I never really thought about what I would feel when I became a vegan; I never expected the tears or the heart-wrenching sadness. But here I am today with a year’s worth of experience and imagery that has scattered my mind. I’ve seen so many faces that at this moment have already ceased to exist along with their cries that echo within the cavern of my chest, leaving my heart hollowed out. I’ve felt the sting of tears that have left my eyes raw. Who knew that such crimson colored flesh and feathers could cause me to scream internally at the world some nights that I toss and turn.
Over the past year of deciding to live in compassion as much as I knew possible, I’ve seen minds change and traditions die.
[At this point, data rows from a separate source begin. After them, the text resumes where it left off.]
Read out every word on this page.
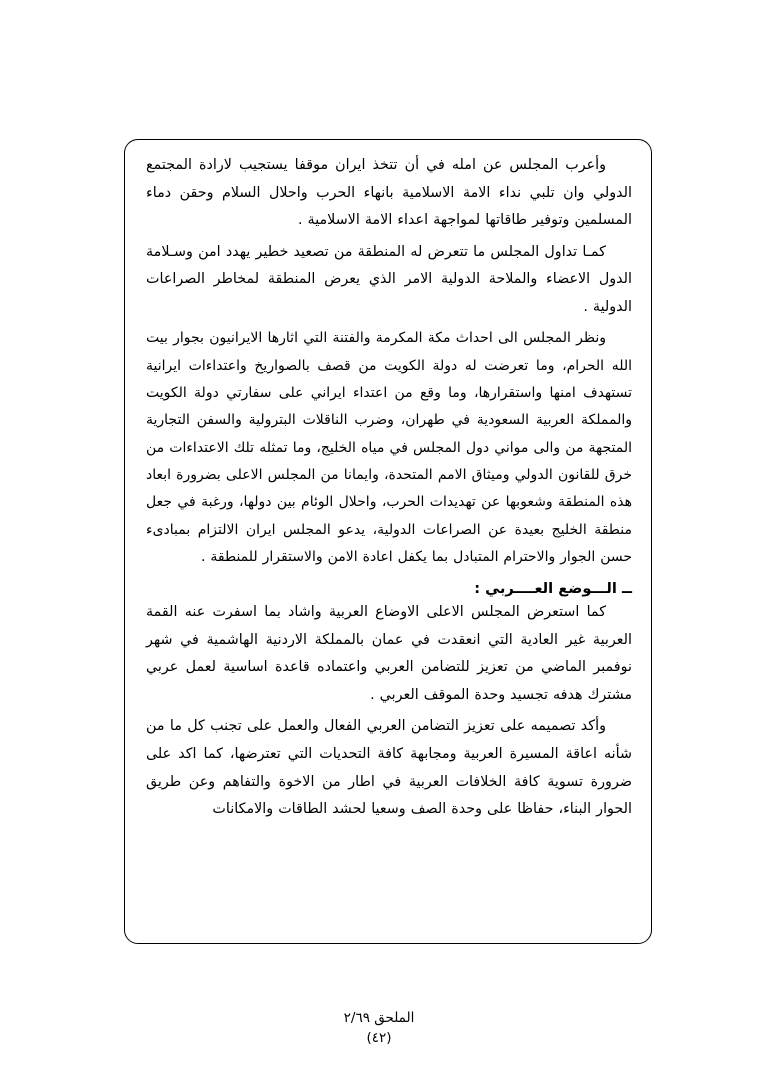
وأعرب المجلس عن امله في أن تتخذ ايران موقفا يستجيب لارادة المجتمع الدولي وان تلبي نداء الامة الاسلامية بانهاء الحرب واحلال السلام وحقن دماء المسلمين وتوفير طاقاتها لمواجهة اعداء الامة الاسلامية .

كمـا تداول المجلس ما تتعرض له المنطقة من تصعيد خطير يهدد امن وسـلامة الدول الاعضاء والملاحة الدولية الامر الذي يعرض المنطقة لمخاطر الصراعات الدولية .

ونظر المجلس الى احداث مكة المكرمة والفتنة التي اثارها الايرانيون بجوار بيت الله الحرام، وما تعرضت له دولة الكويت من قصف بالصواريخ واعتداءات ايرانية تستهدف امنها واستقرارها، وما وقع من اعتداء ايراني على سفارتي دولة الكويت والمملكة العربية السعودية في طهران، وضرب الناقلات البترولية والسفن التجارية المتجهة من والى مواني دول المجلس في مياه الخليج، وما تمثله تلك الاعتداءات من خرق للقانون الدولي وميثاق الامم المتحدة، وايمانا من المجلس الاعلى بضرورة ابعاد هذه المنطقة وشعوبها عن تهديدات الحرب، واحلال الوئام بين دولها، ورغبة في جعل منطقة الخليج بعيدة عن الصراعات الدولية، يدعو المجلس ايران الالتزام بمبادىء حسن الجوار والاحترام المتبادل بما يكفل اعادة الامن والاستقرار للمنطقة .

ــ الـــوضع العــــربي :

كما استعرض المجلس الاعلى الاوضاع العربية واشاد بما اسفرت عنه القمة العربية غير العادية التي انعقدت في عمان بالمملكة الاردنية الهاشمية في شهر نوفمبر الماضي من تعزيز للتضامن العربي واعتماده قاعدة اساسية لعمل عربي مشترك هدفه تجسيد وحدة الموقف العربي .

وأكد تصميمه على تعزيز التضامن العربي الفعال والعمل على تجنب كل ما من شأنه اعاقة المسيرة العربية ومجابهة كافة التحديات التي تعترضها، كما اكد على ضرورة تسوية كافة الخلافات العربية في اطار من الاخوة والتفاهم وعن طريق الحوار البناء، حفاظا على وحدة الصف وسعيا لحشد الطاقات والامكانات

الملحق ٢/٦٩
(٤٢)
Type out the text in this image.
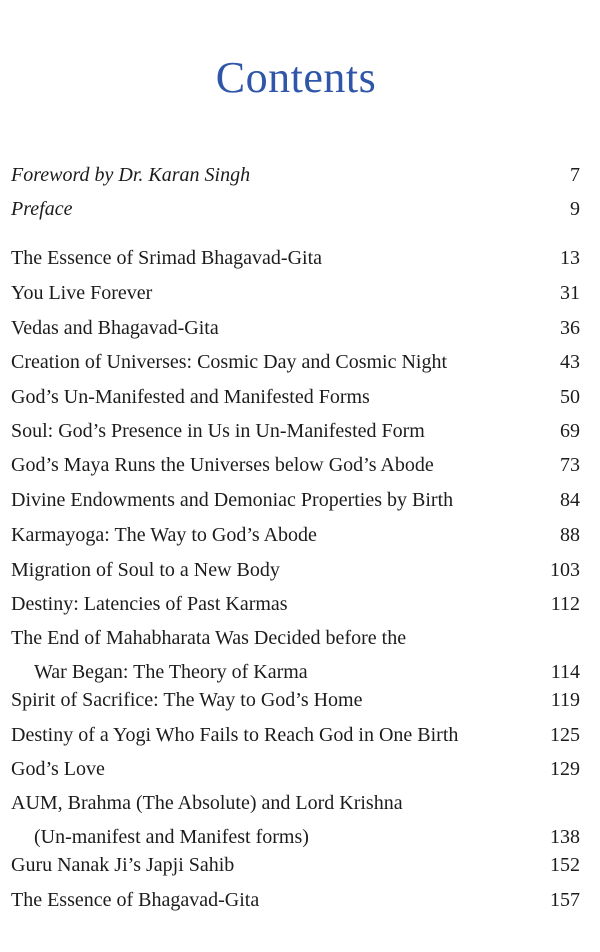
Contents
Foreword by Dr. Karan Singh	7
Preface	9
The Essence of Srimad Bhagavad-Gita	13
You Live Forever	31
Vedas and Bhagavad-Gita	36
Creation of Universes: Cosmic Day and Cosmic Night	43
God’s Un-Manifested and Manifested Forms	50
Soul: God’s Presence in Us in Un-Manifested Form	69
God’s Maya Runs the Universes below God’s Abode	73
Divine Endowments and Demoniac Properties by Birth	84
Karmayoga: The Way to God’s Abode	88
Migration of Soul to a New Body	103
Destiny: Latencies of Past Karmas	112
The End of Mahabharata Was Decided before the
War Began: The Theory of Karma	114
Spirit of Sacrifice: The Way to God’s Home	119
Destiny of a Yogi Who Fails to Reach God in One Birth	125
God’s Love	129
AUM, Brahma (The Absolute) and Lord Krishna
(Un-manifest and Manifest forms)	138
Guru Nanak Ji’s Japji Sahib	152
The Essence of Bhagavad-Gita	157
I’ve seen living creatures suffer under the wrath of human hands more than a thousand times. There are days where I sit in bed and just stare blankly at a screen, wondering about how they feel on that side staring into the lens of a camera. There are times where I’m so overwhelmed by the situations that I sink into my carpet and weep, but overall of these feelings of desperation, there are days of hope.
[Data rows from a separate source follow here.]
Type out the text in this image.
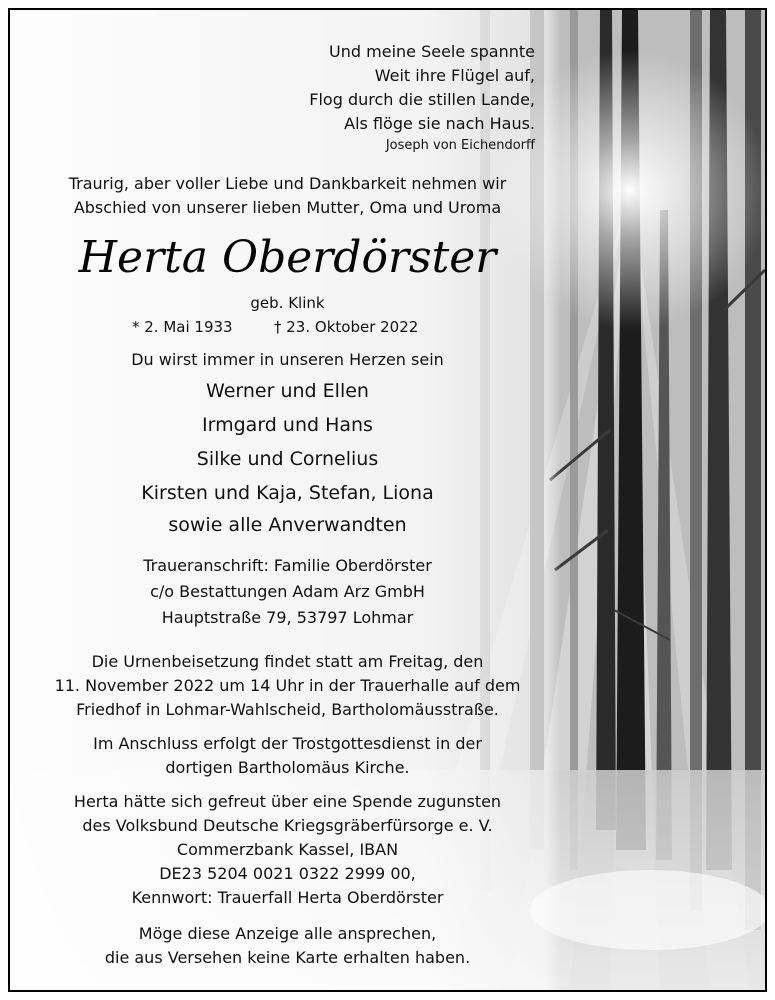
Und meine Seele spannte
Weit ihre Flügel auf,
Flog durch die stillen Lande,
Als flöge sie nach Haus.
Joseph von Eichendorff
Traurig, aber voller Liebe und Dankbarkeit nehmen wir
Abschied von unserer lieben Mutter, Oma und Uroma
Herta Oberdörster
geb. Klink
* 2. Mai 1933	† 23. Oktober 2022
Du wirst immer in unseren Herzen sein
Werner und Ellen
Irmgard und Hans
Silke und Cornelius
Kirsten und Kaja, Stefan, Liona
sowie alle Anverwandten
Traueranschrift: Familie Oberdörster
c/o Bestattungen Adam Arz GmbH
Hauptstraße 79, 53797 Lohmar
Die Urnenbeisetzung findet statt am Freitag, den
11. November 2022 um 14 Uhr in der Trauerhalle auf dem
Friedhof in Lohmar-Wahlscheid, Bartholomäusstraße.
Im Anschluss erfolgt der Trostgottesdienst in der
dortigen Bartholomäus Kirche.
Herta hätte sich gefreut über eine Spende zugunsten
des Volksbund Deutsche Kriegsgräberfürsorge e. V.
Commerzbank Kassel, IBAN
DE23 5204 0021 0322 2999 00,
Kennwort: Trauerfall Herta Oberdörster
Möge diese Anzeige alle ansprechen,
die aus Versehen keine Karte erhalten haben.
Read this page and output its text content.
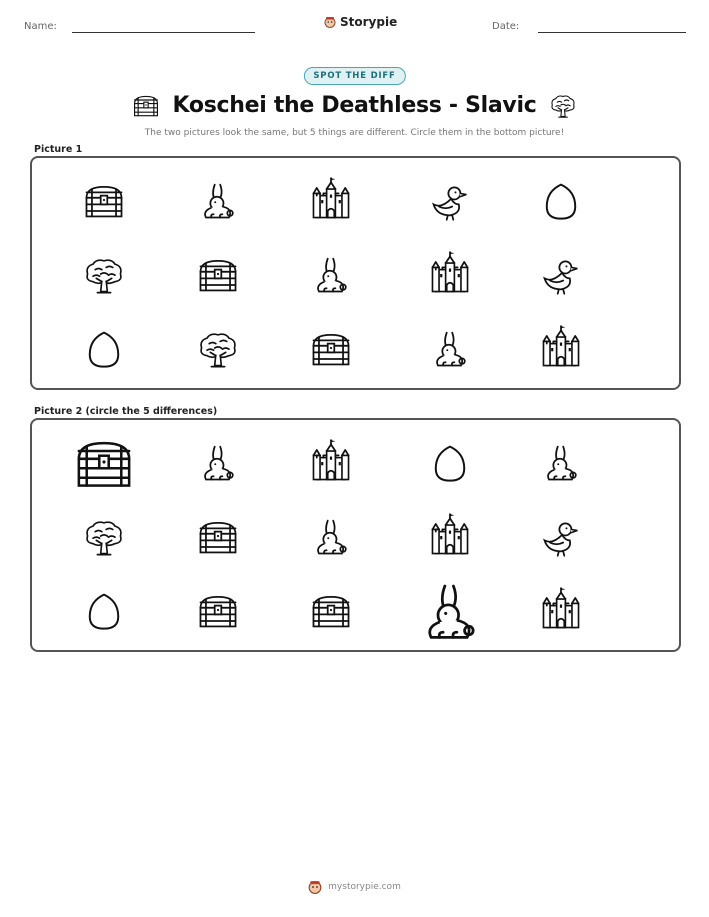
Name:	Storypie	Date:
SPOT THE DIFF
Koschei the Deathless - Slavic
The two pictures look the same, but 5 things are different. Circle them in the bottom picture!
Picture 1
Picture 2 (circle the 5 differences)
mystorypie.com
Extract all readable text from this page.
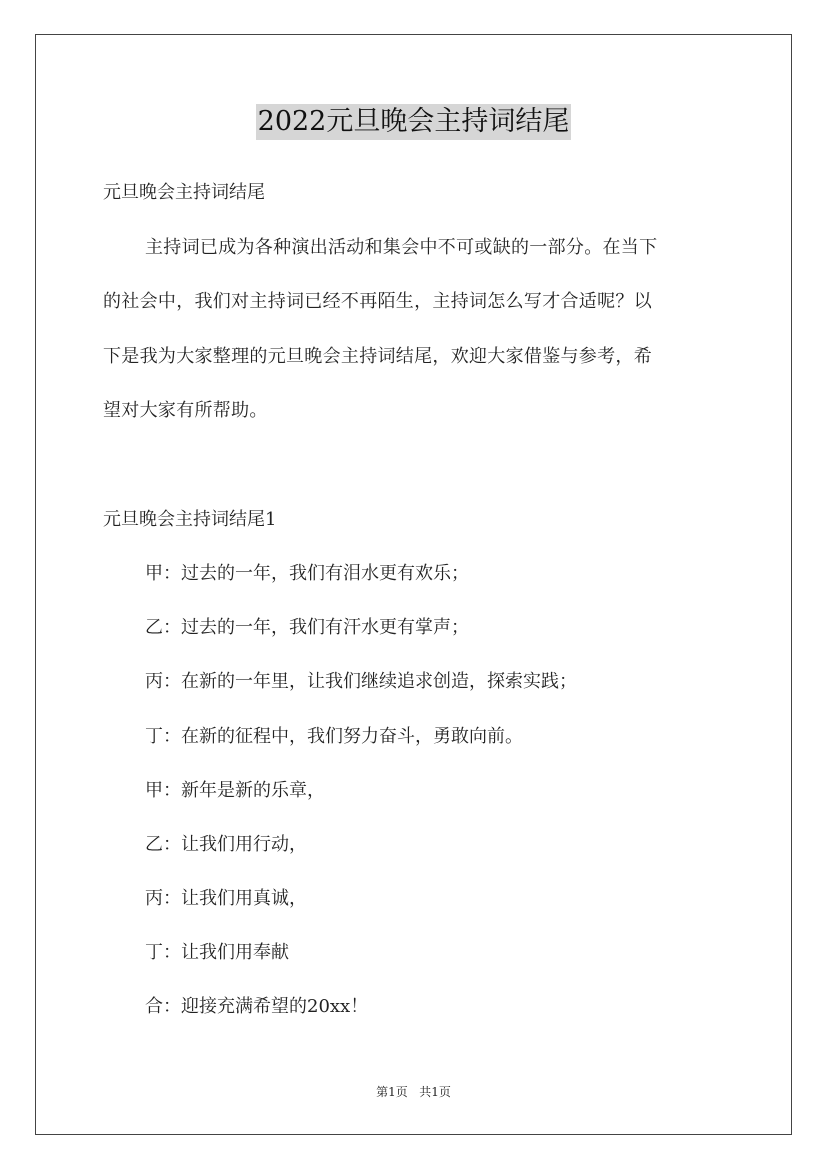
2022元旦晚会主持词结尾
元旦晚会主持词结尾
主持词已成为各种演出活动和集会中不可或缺的一部分。在当下
的社会中，我们对主持词已经不再陌生，主持词怎么写才合适呢？以
下是我为大家整理的元旦晚会主持词结尾，欢迎大家借鉴与参考，希
望对大家有所帮助。
元旦晚会主持词结尾1
甲：过去的一年，我们有泪水更有欢乐；
乙：过去的一年，我们有汗水更有掌声；
丙：在新的一年里，让我们继续追求创造，探索实践；
丁：在新的征程中，我们努力奋斗，勇敢向前。
甲：新年是新的乐章，
乙：让我们用行动，
丙：让我们用真诚，
丁：让我们用奉献
合：迎接充满希望的20xx！
第1页 共1页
I’ve come to realize that past all the destruction and hatred and inhumane practices; there is a world filled beyond the horizon with beauty and love. If anything matters in this world, it’s to spread love, to share the truth, and to share hope. God has given me such opportunity to create relationships with people, to teach them about compassion and to show and receive love. I’ve had days where anxiety takes over my body, but I’ve also had days where I’m convinced there has been a path laid before us by his hands. I’ve learned to not fret about the darkness here today, but continue to remain faithful and seek out the light for the future; the light that I’m confident will shine down upon each living creature, warming their hearts and mending their scars. Being a vegan comes with the hardship of knowing, but it also comes with this beautiful understanding of others hearts.
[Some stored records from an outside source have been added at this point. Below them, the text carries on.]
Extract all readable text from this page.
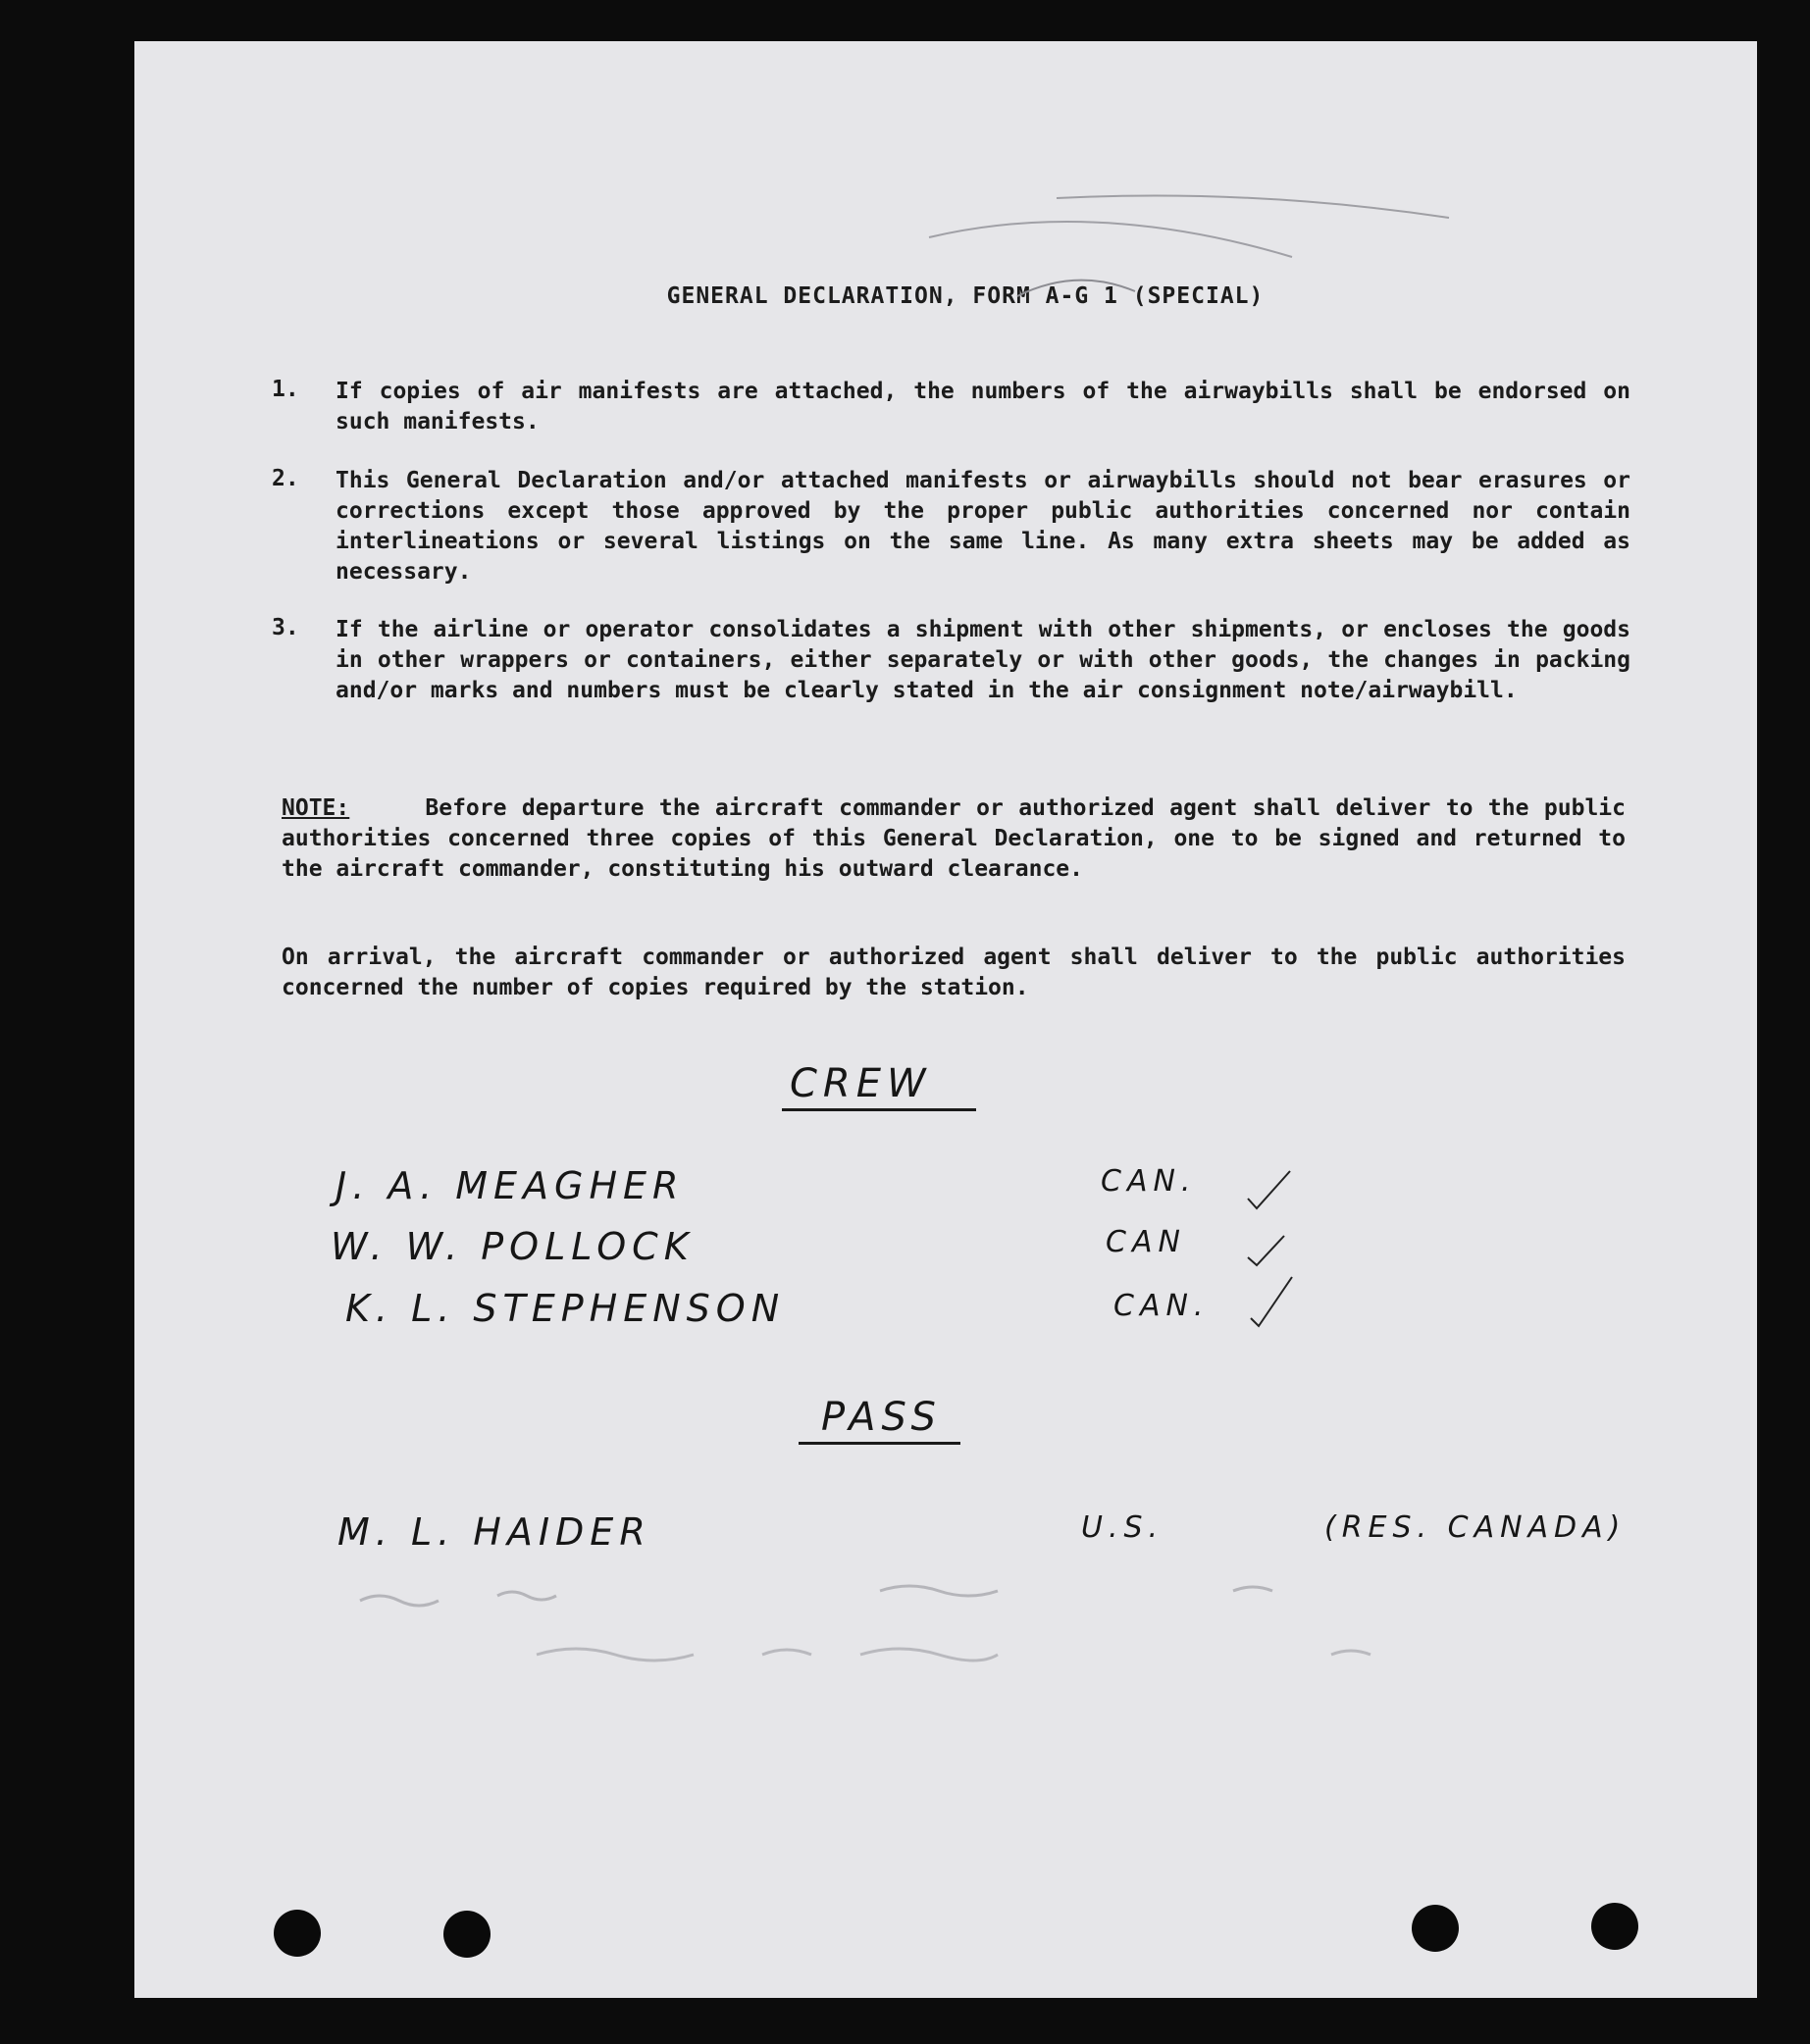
GENERAL DECLARATION, FORM A-G 1 (SPECIAL)
1. If copies of air manifests are attached, the numbers of the airwaybills shall be endorsed on such manifests.
2. This General Declaration and/or attached manifests or airwaybills should not bear erasures or corrections except those approved by the proper public authorities concerned nor contain interlineations or several listings on the same line. As many extra sheets may be added as necessary.
3. If the airline or operator consolidates a shipment with other shipments, or encloses the goods in other wrappers or containers, either separately or with other goods, the changes in packing and/or marks and numbers must be clearly stated in the air consignment note/airwaybill.
NOTE:	Before departure the aircraft commander or authorized agent shall deliver to the public authorities concerned three copies of this General Declaration, one to be signed and returned to the aircraft commander, constituting his outward clearance.
On arrival, the aircraft commander or authorized agent shall deliver to the public authorities concerned the number of copies required by the station.
CREW
J. A. MEAGHER	CAN.
W. W. POLLOCK	CAN
K. L. STEPHENSON	CAN.
PASS
M. L. HAIDER	U.S.	(RES. CANADA)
I have realized-especially in the past few months that I am called to share love, to spread the word, to spread compassion on all levels of species. I have tried to take a different route towards spreading veganism simply because I loathed surrounding myself with hatred and letting it deep into my words. So here I am today, someone who wants to use the construction of sentences to convey the feelings I have inside, the events I’ve seen, and the emotions I’ve felt. There will be a change in my writing because there has been a transformation in me, a new result in my head. I’ve come to realize that the world needs more than just another girl spreading veganism through social media and I hope that makes sense to you more than it does to me. I want to share love, help people grow in all aspects of their lives. I want to see the potential in people come out and I want to envision a day where the light of tomorrow peacefully awakens all creatures. My goal isn’t honestly just veganism anymore, and hopefully, that can come out in my words more than it has in the past. If any of this makes sense, then I am glad because most of these thoughts are like a pile of loose yarn inside my head that I’m trying to unravel and completely understand to explain. But that’s what this is about; it is a journey that includes all minds and hearts alike.